O esclarecimento veio logo, no dia 27/03. O imbrochável Bolsonaro matou a cobra e mostrou o pau. O leite condensado é um produto muito enviado para hospitais, escolas, creches, reservas indígenas e, principalmente, para as tropas das Forças Armadas. Todos os destinos citados são lugares que necessitam de um alimento altamente energético, fácil de armazenar e com longo prazo de validade.
"Não é para a Presidência da República essa compra de alimentos. Até porque a nossa fonte é outra. Um dos gastos é para alimentação das Forças Armadas, para alimentar 370 mil homens. E também programas alimentação via Ministério da Cidadania e via Ministério da Educação, entre tantos outros", declarou Bolsonaro.
Faz sentido. Mas será verdade? Será que o Exército consome mesmo tanto leite condensado? 

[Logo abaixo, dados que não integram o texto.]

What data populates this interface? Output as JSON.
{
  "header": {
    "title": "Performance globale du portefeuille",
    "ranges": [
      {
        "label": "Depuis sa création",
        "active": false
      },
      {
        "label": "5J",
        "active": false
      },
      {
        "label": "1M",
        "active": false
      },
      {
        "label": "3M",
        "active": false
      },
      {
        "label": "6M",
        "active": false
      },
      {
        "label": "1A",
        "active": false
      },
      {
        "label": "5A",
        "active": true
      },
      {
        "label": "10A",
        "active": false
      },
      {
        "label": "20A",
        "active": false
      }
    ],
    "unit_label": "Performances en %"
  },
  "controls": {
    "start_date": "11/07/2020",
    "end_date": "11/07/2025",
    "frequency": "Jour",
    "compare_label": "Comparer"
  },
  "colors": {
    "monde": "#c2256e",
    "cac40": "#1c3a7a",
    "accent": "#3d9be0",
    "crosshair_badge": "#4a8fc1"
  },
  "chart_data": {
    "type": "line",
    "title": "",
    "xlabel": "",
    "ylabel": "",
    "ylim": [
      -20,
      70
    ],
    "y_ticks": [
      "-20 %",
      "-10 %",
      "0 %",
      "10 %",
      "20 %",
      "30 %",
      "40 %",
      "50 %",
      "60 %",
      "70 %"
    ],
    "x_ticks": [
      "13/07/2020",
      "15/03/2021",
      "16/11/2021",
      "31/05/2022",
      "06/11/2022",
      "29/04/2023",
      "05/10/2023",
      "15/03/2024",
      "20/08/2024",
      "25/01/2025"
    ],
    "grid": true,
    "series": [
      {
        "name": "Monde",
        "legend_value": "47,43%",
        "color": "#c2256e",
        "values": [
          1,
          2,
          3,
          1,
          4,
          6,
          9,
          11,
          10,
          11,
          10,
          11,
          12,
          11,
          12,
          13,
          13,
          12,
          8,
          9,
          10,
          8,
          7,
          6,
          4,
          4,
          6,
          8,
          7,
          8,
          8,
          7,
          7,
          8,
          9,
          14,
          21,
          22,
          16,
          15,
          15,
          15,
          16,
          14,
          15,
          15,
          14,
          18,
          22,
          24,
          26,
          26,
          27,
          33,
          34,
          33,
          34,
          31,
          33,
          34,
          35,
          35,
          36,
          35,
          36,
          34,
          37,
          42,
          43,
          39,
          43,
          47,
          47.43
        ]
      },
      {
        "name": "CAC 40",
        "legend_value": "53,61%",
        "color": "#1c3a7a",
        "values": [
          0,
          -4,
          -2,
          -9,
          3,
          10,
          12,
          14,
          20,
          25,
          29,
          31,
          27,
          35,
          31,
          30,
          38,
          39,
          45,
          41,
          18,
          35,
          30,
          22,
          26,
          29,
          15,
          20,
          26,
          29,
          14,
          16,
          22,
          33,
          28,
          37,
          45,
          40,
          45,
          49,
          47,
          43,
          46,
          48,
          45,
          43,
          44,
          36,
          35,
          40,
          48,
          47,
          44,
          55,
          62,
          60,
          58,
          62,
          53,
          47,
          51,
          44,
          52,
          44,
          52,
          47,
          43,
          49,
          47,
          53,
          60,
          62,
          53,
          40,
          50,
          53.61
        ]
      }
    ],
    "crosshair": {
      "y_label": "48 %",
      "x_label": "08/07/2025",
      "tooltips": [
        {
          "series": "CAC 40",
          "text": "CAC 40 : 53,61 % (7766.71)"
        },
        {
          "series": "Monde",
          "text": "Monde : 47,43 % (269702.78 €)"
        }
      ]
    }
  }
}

Sim, a resposta é sim. Atualmente, o leite condensado serve para a avó fazer pudim e o maconheiro matar a larica, mas o primeiro uso massivo do produto, criado em 1820 pelo francês Nicolas Appert, foi na Guerra de Secessão Americana, justamente por ser um produto com as qualidades descritas acima, longa validade etc.
Para os ainda reticentes, apresentarei duas imagens que colocarão uma pá de cal, de uma vez por todas, no caso Moçagate. E absolverão Bolsonaro. Anúncios publicitários do Leite Moça da época da Revolução Constitucionalista de 1932. 

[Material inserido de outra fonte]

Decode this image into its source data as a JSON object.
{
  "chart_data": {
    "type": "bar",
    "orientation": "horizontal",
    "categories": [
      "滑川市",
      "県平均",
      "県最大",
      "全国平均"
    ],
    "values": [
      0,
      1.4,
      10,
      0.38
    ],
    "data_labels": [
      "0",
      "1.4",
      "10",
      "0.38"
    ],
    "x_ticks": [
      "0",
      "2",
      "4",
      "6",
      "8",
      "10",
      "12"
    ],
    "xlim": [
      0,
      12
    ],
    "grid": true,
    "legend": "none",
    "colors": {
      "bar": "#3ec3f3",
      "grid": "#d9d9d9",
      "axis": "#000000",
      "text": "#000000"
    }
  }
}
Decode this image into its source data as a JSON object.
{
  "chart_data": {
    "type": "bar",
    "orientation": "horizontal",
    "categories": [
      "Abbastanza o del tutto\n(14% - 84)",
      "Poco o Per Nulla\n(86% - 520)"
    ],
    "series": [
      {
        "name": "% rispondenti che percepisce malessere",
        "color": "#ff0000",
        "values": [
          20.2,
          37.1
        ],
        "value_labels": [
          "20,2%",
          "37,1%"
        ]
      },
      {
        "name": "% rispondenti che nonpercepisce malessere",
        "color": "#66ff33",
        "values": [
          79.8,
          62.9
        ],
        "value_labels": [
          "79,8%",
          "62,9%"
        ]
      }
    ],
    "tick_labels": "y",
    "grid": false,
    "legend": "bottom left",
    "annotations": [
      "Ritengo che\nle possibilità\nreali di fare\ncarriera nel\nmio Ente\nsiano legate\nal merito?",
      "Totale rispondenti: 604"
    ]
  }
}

O anúncio ressalta as virtudes nutritivas do néctar dos militares e ensina até como usá-lo : "dois pequenos furos na lata, um oposto ao outro, bastam para deixar escorrer a quantidade desejada. Depois tampam-se com dois pedacinhos de papel enrolados. Dura, assim, muitos dias". No rodapé do anúncio, há um clamor para que a população doe latas de leite condensado às Forças Armadas, para que elas possam ser encaminhadas ao front : "mande uma lata de Leite Moça como uma dádiva aos soldados".
Fiz as contas. Ao preço médio de seis reais a lata, quinze milhões compraram dois milhões e meio de unidades ao longo do ano de 2020. Para suprir Forças Armadas, escolas, hospitais, reservas indígenas etc, realmente, não me pareceu nenhum desatino.
Sem contar, é claro, a parte destinada à Imprensa. Mesmo sendo malhado por ela ininterruptamente, Bolsonaro não se esquece da imprensa. 
Em um de seus pronunciamentos mais antológicos, ele disse que tanto leite condensado assim é "para enfiar no rabo da imprensa". Sempre se reclamou da verborragia empolada dos discursos de políticos, dos termos ininteligíveis usados por eles, sempre se reclamou que ninguém entende o que o político fala. Ninguém pode se queixar disso em Bolsonaro. "É para enfiar no rabo da imprensa". Mais didático, impossível! Didático e lúdico! E tenho certeza que muito sujeito da imprensa bem que gostou!
Outro "reclame" do leite Moça. Da mesma época. Leite Moça : nas trincheiras ou no lar!
em tempo : eu nem acordei hoje pensando em escrever sobre  o Moçagate; na verdade, estava pesquisando anúncios antigos de cerveja para tentar uma inspiração para a abandonada seção Cerveja-Feira, dei de cara com essas duas propagandas e resolvi, por decisão monocrática, reabrir o caso.